La parcelle dégagée laissait envisager un beau potager, mais Terry préférait ne rien y projeter pour le moment.
— Quand j’aurai un jardin, je planterai des cerisiers, expliqua Kate, en revernissant les clôtures avec sa baguette magique.
— Oui, ça rend très joli au printemps, acquiesça son ami.
— Quand j’étais petite, on avait des cerisiers dans notre jardin, à Rosehill. L’été, mon père me portait sur ses épaules pour que j’en récolte. Ça me manque un peu. Les cerisiers, hein, pas d’être sur les épaules de mon père, je risque de les lui démettre ! Mais le jardin à Carlton est beaucoup trop petit. Si on peut appeler ça un jardin !
— Peut-être que l’année prochaine, tu auras un jardin ! Et que tu pourras planter autant de cerisiers que tu veux !
Kate s’esclaffa, peu convaincue.
— Je n’ai pas les moyens de m’acheter une maison ! Je n’ai pas une mère qui laisse traîner ses bijoux en or et sertis de diamants, comme celle de Maggie !
— Alors, comment tu te vois dans un an ?
— Certainement comme mon père avant moi, dans un petit appartement miteux du Chemin de Traverse pour étudier au Département de Régulation des Créatures Magiques. Je ne peux pas rester chez mes parents si je ne passe pas mon permis de transplanage, ce que je refuse toujours. Et il est hors de question que je prenne le Magicobus matin et soir !
— Et tu penses t’installer avec Emeric ?
Cette perspective la fit bafouiller.
— Avec Emeric ? Je… je ne sais pas ! C’est tellement flou pour lui, l’an prochain ! Il pense peut-être partir à l’étranger pour étudier l’Histoire de la Magie. Il parlait de New York, la dernière fois. Ou peut-être sur le continent. Il n’existe pas d’études, d’années universitaires, pour ce qu’il veut faire.
— Ce n’est pas grave, ça. Emeric apprendra sûrement à transplaner, lui.
— Certes. Mais je ne suis pas certaine qu’il fera l’aller-retour New York – Londres tous les soirs ! Et… de toute façon, je ne suis pas sûre d’être prête à habiter avec Emeric.
Terry se redressa du parterre qu’il venait de désherber et fronça les sourcils.
— Pourquoi tu dis ça ? Il y a un souci avec Emeric ?
— Pas du tout ! Au contraire.
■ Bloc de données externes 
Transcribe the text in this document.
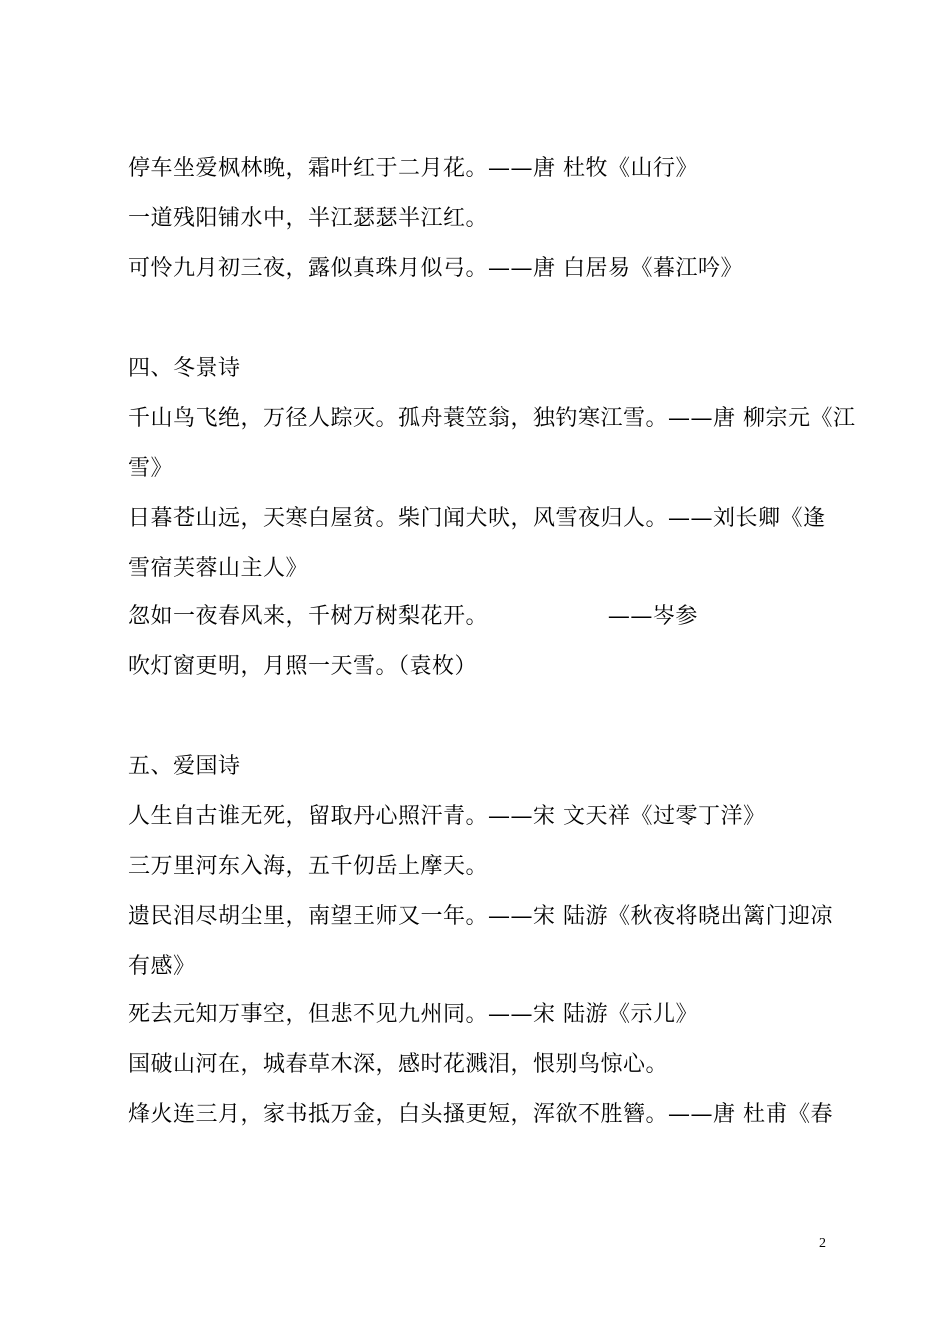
停车坐爱枫林晚，霜叶红于二月花。——唐 杜牧《山行》
一道残阳铺水中，半江瑟瑟半江红。
可怜九月初三夜，露似真珠月似弓。——唐 白居易《暮江吟》
四、冬景诗
千山鸟飞绝，万径人踪灭。孤舟蓑笠翁，独钓寒江雪。——唐 柳宗元《江
雪》
日暮苍山远，天寒白屋贫。柴门闻犬吠，风雪夜归人。——刘长卿《逢
雪宿芙蓉山主人》
忽如一夜春风来，千树万树梨花开。                ——岑参
吹灯窗更明，月照一天雪。（袁枚）
五、爱国诗
人生自古谁无死，留取丹心照汗青。——宋 文天祥《过零丁洋》
三万里河东入海，五千仞岳上摩天。
遗民泪尽胡尘里，南望王师又一年。——宋 陆游《秋夜将晓出篱门迎凉
有感》
死去元知万事空，但悲不见九州同。——宋 陆游《示儿》
国破山河在，城春草木深，感时花溅泪，恨别鸟惊心。
烽火连三月，家书抵万金，白头搔更短，浑欲不胜簪。——唐 杜甫《春
2
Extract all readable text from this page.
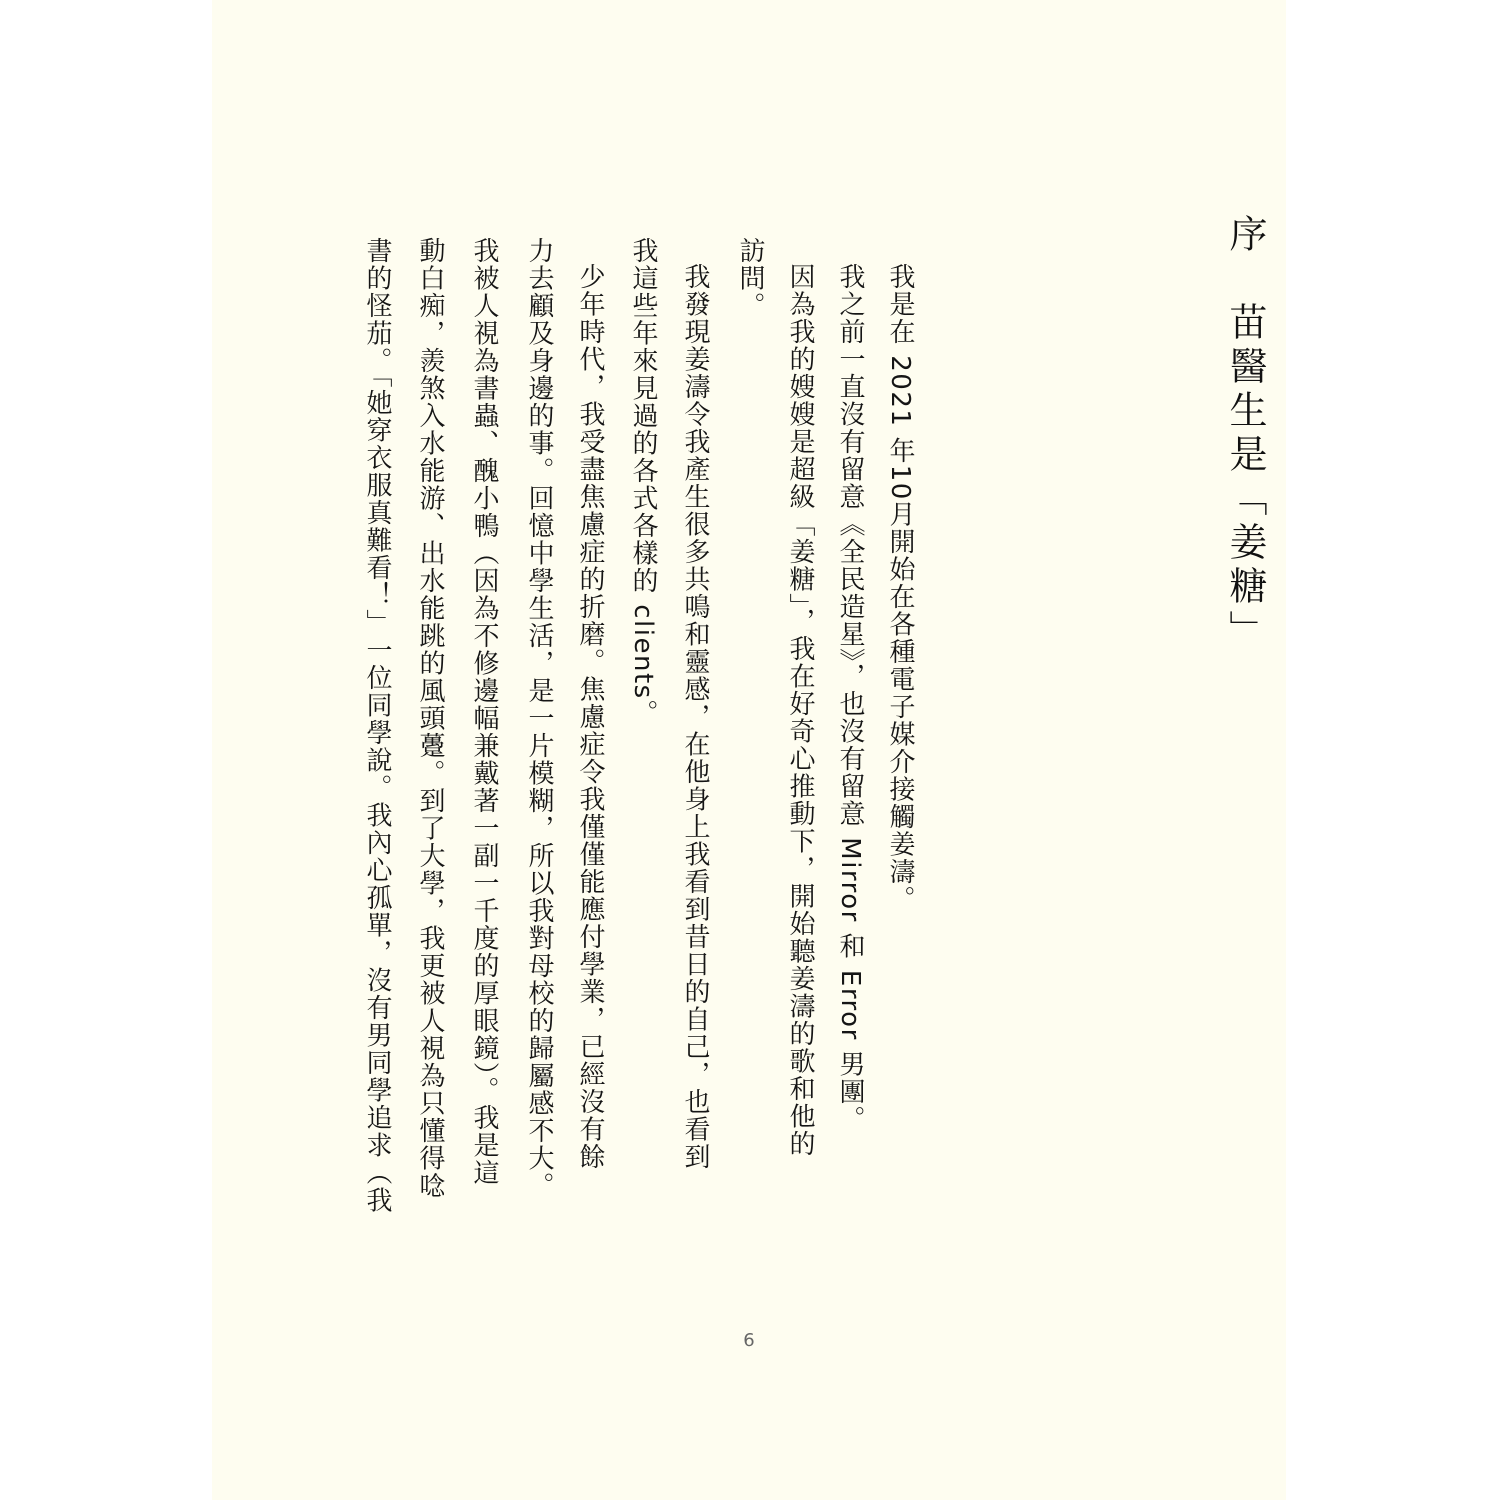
序　苗醫生是「姜糖」
我是在 2021 年10月開始在各種電子媒介接觸姜濤。
我之前一直沒有留意《全民造星》，也沒有留意 Mirror 和 Error 男團。
因為我的嫂嫂是超級「姜糖」，我在好奇心推動下，開始聽姜濤的歌和他的
訪問。
我發現姜濤令我產生很多共鳴和靈感，在他身上我看到昔日的自己，也看到
我這些年來見過的各式各樣的 clients。
少年時代，我受盡焦慮症的折磨。焦慮症令我僅僅能應付學業，已經沒有餘
力去顧及身邊的事。回憶中學生活，是一片模糊，所以我對母校的歸屬感不大。
我被人視為書蟲、醜小鴨（因為不修邊幅兼戴著一副一千度的厚眼鏡）。我是這
動白痴，羨煞入水能游、出水能跳的風頭躉。到了大學，我更被人視為只懂得唸
書的怪茄。「她穿衣服真難看！」一位同學說。我內心孤單，沒有男同學追求（我
6
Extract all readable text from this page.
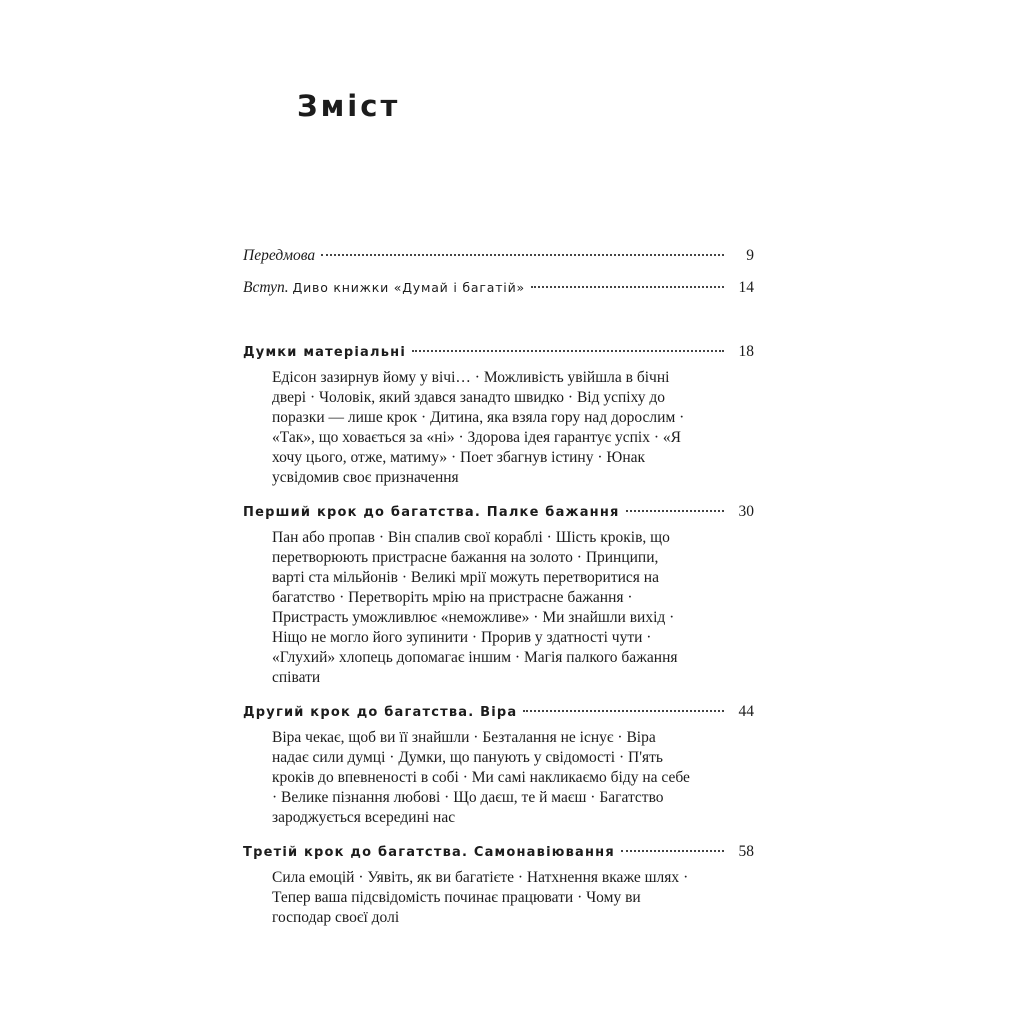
Зміст
Передмова	9
Вступ. Диво книжки «Думай і багатій»	14
Думки матеріальні	18
Едісон зазирнув йому у вічі… · Можливість увійшла в бічні двері · Чоловік, який здався занадто швидко · Від успіху до поразки — лише крок · Дитина, яка взяла гору над дорослим · «Так», що ховається за «ні» · Здорова ідея гарантує успіх · «Я хочу цього, отже, матиму» · Поет збагнув істину · Юнак усвідомив своє призначення
Перший крок до багатства. Палке бажання	30
Пан або пропав · Він спалив свої кораблі · Шість кроків, що перетворюють пристрасне бажання на золото · Принципи, варті ста мільйонів · Великі мрії можуть перетворитися на багатство · Перетворіть мрію на пристрасне бажання · Пристрасть уможливлює «неможливе» · Ми знайшли вихід · Ніщо не могло його зупинити · Прорив у здатності чути · «Глухий» хлопець допомагає іншим · Магія палкого бажання співати
Другий крок до багатства. Віра	44
Віра чекає, щоб ви її знайшли · Безталання не існує · Віра надає сили думці · Думки, що панують у свідомості · П'ять кроків до впевненості в собі · Ми самі накликаємо біду на себе · Велике пізнання любові · Що даєш, те й маєш · Багатство зароджується всередині нас
Третій крок до багатства. Самонавіювання	58
Сила емоцій · Уявіть, як ви багатієте · Натхнення вкаже шлях · Тепер ваша підсвідомість починає працювати · Чому ви господар своєї долі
C’est juste que… je n’ai jamais été avec lui plus de douze heures d’affilée ! Toi, tu as déjà passé des vacances entières rien qu’avec Maggie. Vous avez même passé Noël ensemble. Avec Emeric, je n’ai aucune idée de comment pourrait se passer la vie à deux ! Ça se trouve, il me trouvera horriblement bordélique ! Ou le contraire ! Je vais le trouver affreusement maniaque ! Ou que sais-je… Je ne préfère pas faire de plan sur la comète là-dessus.
— Tu as raison, lui sourit son meilleur ami. Il est encore trop tôt pour y penser, vous avez le temps. Désolé de t’avoir angoissée en te posant la question.
— T’excuse pas, Terry, ce n’est pas ta faute !
Quelques minutes plus tard, Maggie débarqua avec un plateau lévitant sur lequel se trouvaient trois verres et une carafe de limonade. Kate grimaça, mais n’osa pas dire à Maggie qu’elle trouvait le breuvage bien trop acide. À en juger son expression, Terry partageait vraisemblablement la même opinion.
— Tout va bien ? lui demanda Maggie, alors qu’ils étaient tous les trois assis dans le jardin remis à neuf.
— Oui, c’est… ark ! Trop de soleil ! Ça me fait mal aux yeux !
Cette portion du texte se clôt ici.